5. At the moment, you can’t login mid-conversation

Either you require user to log in up-front (even before saying a word to your bot) or wait until the feature is implemented. I don’t have the patience to wait, so I simply require my user to log in up-front.

If only it’s that easy…

6. You need to have your own OAuth2 provider

Actions on Google uses OAuth2, and so does Google Login. Let’s connect the two! The login flow would be:

  1. User summons your bot (“Talk to Sarah Shopper”)

  2. Google Assistant presents login button

  3. User logs in, which means clicking the button and choosing which Google Account to use

  4. Your bot receives your email

Well, not quite. You need to have your own OAuth2 provider, where you can then tell your users to login to Google.

So they click login, and click another login, and… done? Well…

7. After you’re logged in, you need to call the bot again

You heard it right.
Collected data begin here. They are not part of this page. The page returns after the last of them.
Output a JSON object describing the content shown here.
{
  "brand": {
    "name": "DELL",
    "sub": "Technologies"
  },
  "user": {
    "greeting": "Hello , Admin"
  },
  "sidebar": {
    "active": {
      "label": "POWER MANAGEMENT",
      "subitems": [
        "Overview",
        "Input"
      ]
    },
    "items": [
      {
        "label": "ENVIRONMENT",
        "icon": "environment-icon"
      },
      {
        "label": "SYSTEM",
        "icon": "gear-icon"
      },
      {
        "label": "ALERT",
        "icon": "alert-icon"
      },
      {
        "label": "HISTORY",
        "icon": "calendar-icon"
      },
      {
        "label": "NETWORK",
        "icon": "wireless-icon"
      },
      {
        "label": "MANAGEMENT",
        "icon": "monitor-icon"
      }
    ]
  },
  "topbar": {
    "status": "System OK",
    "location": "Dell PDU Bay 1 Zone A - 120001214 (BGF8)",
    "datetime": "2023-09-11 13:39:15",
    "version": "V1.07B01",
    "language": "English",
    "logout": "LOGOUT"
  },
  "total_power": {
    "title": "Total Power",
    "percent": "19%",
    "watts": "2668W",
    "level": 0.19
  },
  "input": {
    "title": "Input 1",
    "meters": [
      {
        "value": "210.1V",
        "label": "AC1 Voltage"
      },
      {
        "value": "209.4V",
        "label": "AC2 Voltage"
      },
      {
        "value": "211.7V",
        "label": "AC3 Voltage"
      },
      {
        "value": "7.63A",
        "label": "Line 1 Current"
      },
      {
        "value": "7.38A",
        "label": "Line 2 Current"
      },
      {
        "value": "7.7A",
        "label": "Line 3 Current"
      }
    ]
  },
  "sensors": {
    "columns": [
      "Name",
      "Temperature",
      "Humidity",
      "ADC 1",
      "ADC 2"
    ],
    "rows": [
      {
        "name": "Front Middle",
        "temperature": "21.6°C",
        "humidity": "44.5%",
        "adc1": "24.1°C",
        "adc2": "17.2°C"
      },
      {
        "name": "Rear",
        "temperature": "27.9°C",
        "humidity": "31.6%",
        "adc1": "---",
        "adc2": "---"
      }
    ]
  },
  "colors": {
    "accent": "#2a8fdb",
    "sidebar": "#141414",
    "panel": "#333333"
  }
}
I’m probably doing it wrong, but the documentation is not exactly clear.

There’s another login mechanism called Seamless/Streamlined/Quick (it has different name depending on which part of documentation you read) Account Linking, but I haven’t managed to make it work.

Alright. Account linked, email retrieved. Done? No, I still have my app rejected a few times. Apparently…
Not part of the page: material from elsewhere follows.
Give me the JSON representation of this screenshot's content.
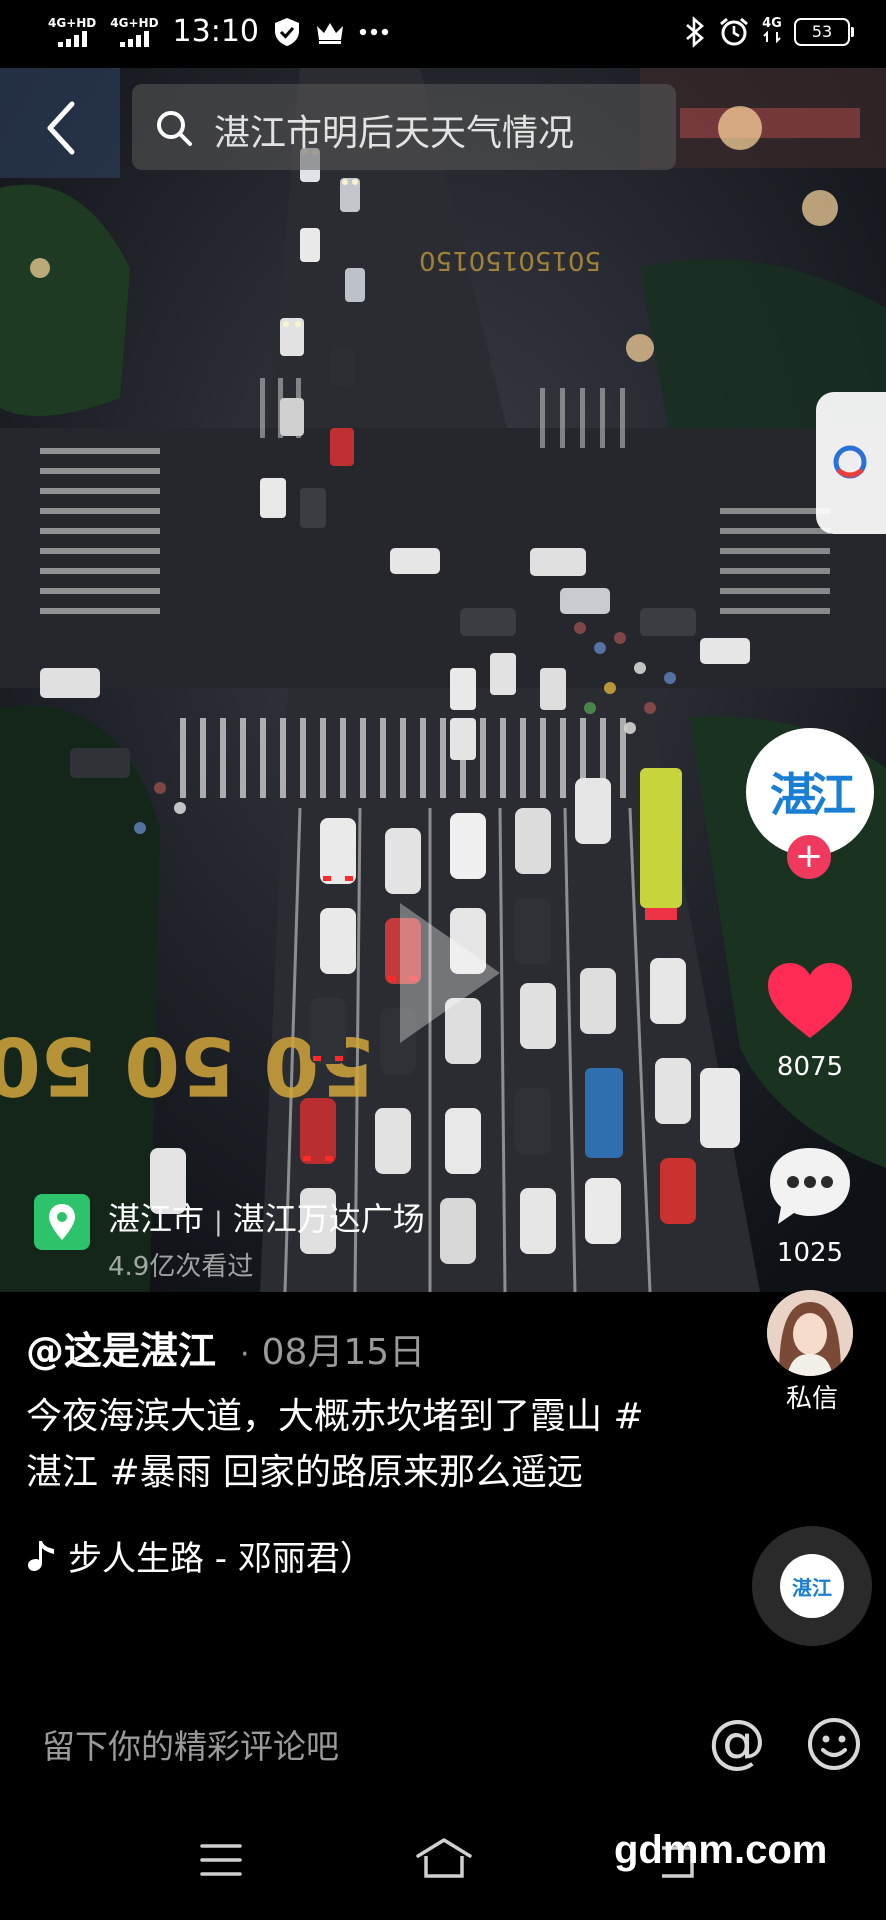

8. Bots must never “leave the mic open”

All of your bot’s final reply must either end the session (your bot stops and user returns to Assistant) or ask what the user want next. You should also provide suggestion chips (pre-canned replies that user can tap to reply). It’s like chatting with a clingy friend.

Never leave the mic open.

So you double-checked all conversation branches, and there’s no more open mic. Done? Well, for Sarah Shopper, you need to give her links to products you want her to watch.

9. There’s a limit on how many characters Google Assistant can accept

Amazon links can be very long (around 300 chars). A reviewer gave Sarah Shopper such link, and the chat session got abruptly terminated with a vague message, “Sarah Shopper isn’t responding right now. Try again soon.” Obviously there’s nothing I can do here, so I appealed and resubmitted.

10. Don’t get too creative with names

In-between submissions, I created another bot that uses SSML. To save money, I use one of my parked domains, syurprise.com. Yup, the word “surprise” with “y”. Don’t ask why, it was 17 years ago(!).

Apparently, one-word names are not allowed. I could have appealed, but I’ve lost my patience I just wanted it published asap. I put Syurprise Trivia instead.

I set Syurprise to be pronounced “surprise” just like Flickr is pronounced “flicker” (instead of “flick-ar”), but it was rejected because “Your name and pronunciation are too different. Your pronunciation should only differ in basic ways such as spaces, punctuation, and phonetic spelling”. I appealed. For fun, there’s an easter egg in my bot when you ask it how to pronounce its name.

11. Your bot can be published before you know it

Both Sarah Shopper and Syurprise Trivia are now published. Are they? The admin console says they’re still Publishing.

Published before you know it.

My wife can summon them from her Pixel phone. Maybe they just want to make me happy after weeks of waiting. Can you summon them?

12. Google does have free, human, support!

This last point is actually a praise. When I received the first rejection email, I almost felt hopeless (“I’m going to talk to a wall”), but they do have human support and they’re quite responsive and knowledgable.